[two_thirds]
Running Lean by Ash Maurya is an interesting complement to the Lean series edited by Eric Ries. Maurya’s book acts as a process guide for iterative startups and entrepreneurship. Maurya, himself an entrepreneur and avid startup blogger, uses his fist startup CloudFire as a case study of process throughout the book.
From the start, this book approaches entrepreneurship with the mindset of a designer, leveraging prototyping, interviewing, and user testing as techniques to validate and mitigate risk. Running Lean also introduces the use of the Lean Canvas, a tool Maurya developed by modifying the Business Model Canvas by Osterwalder. Much of the difference between the two lies in Maurya’s reconfiguration of the labels; such as renaming Customer Relations to Unfair Advantage or Key Activities with Key Metrics. However, Maurya takes it a step by further by not just re-appropriating the canvas, but adapting how one approaches its use.

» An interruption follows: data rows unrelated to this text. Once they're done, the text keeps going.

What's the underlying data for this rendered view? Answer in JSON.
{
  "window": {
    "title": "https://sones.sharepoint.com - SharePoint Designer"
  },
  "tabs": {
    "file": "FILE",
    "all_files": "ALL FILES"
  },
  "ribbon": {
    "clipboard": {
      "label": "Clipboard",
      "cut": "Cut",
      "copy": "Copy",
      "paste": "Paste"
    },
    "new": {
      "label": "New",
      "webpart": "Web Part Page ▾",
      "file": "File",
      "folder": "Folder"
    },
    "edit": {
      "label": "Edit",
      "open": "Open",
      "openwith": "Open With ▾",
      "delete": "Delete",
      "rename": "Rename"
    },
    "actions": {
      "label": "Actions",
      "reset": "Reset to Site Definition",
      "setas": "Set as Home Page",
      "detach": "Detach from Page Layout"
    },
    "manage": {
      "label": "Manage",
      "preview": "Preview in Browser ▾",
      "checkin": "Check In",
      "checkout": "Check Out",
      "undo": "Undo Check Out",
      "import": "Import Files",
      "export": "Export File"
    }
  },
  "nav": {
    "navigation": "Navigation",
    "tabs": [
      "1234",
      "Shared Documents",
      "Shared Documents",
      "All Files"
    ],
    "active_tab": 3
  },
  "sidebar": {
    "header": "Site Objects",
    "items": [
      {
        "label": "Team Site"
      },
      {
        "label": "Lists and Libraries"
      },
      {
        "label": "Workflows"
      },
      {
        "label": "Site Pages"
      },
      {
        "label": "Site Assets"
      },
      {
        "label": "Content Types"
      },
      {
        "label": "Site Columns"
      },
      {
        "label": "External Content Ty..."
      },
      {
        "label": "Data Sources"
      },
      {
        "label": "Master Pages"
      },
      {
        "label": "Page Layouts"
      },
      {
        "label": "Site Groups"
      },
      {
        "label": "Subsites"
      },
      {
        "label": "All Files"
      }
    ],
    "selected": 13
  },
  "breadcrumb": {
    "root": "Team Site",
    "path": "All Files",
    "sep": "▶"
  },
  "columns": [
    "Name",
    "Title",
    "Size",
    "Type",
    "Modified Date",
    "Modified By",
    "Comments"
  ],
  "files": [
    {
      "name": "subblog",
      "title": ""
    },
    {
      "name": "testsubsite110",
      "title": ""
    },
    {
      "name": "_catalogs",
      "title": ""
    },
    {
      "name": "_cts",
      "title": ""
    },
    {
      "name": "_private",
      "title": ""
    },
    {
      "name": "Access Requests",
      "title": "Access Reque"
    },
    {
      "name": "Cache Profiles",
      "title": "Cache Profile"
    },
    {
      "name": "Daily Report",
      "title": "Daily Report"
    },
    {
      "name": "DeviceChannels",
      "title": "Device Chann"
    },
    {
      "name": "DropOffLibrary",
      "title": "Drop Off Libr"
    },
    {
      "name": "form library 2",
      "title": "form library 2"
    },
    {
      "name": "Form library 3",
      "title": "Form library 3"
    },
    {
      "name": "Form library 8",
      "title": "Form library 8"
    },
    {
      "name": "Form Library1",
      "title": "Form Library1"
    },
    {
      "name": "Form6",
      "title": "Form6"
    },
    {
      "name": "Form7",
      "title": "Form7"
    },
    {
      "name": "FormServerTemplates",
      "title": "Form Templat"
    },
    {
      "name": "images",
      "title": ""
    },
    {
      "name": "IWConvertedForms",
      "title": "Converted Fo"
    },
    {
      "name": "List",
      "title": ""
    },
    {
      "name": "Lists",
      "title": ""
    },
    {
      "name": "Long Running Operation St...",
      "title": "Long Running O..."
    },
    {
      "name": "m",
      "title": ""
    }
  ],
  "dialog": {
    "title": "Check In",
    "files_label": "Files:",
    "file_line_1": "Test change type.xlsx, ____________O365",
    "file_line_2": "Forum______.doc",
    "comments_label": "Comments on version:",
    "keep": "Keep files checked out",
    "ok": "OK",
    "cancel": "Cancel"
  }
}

The Lean mantra is an interesting approach to entrepreneurship as it is at its core, the design process applied. As I have been progressing through many different forms of business and entrepreneurial literature, time and time again much of the user-centered design process bubbles up to the surface. While there is a saying that is circulating around both business and design schools, “The MFA is the new MBA,” it begs the question of is design (or more specifically user-centered design) the new startup? From a research perspective this is very enlightening and should be explored further.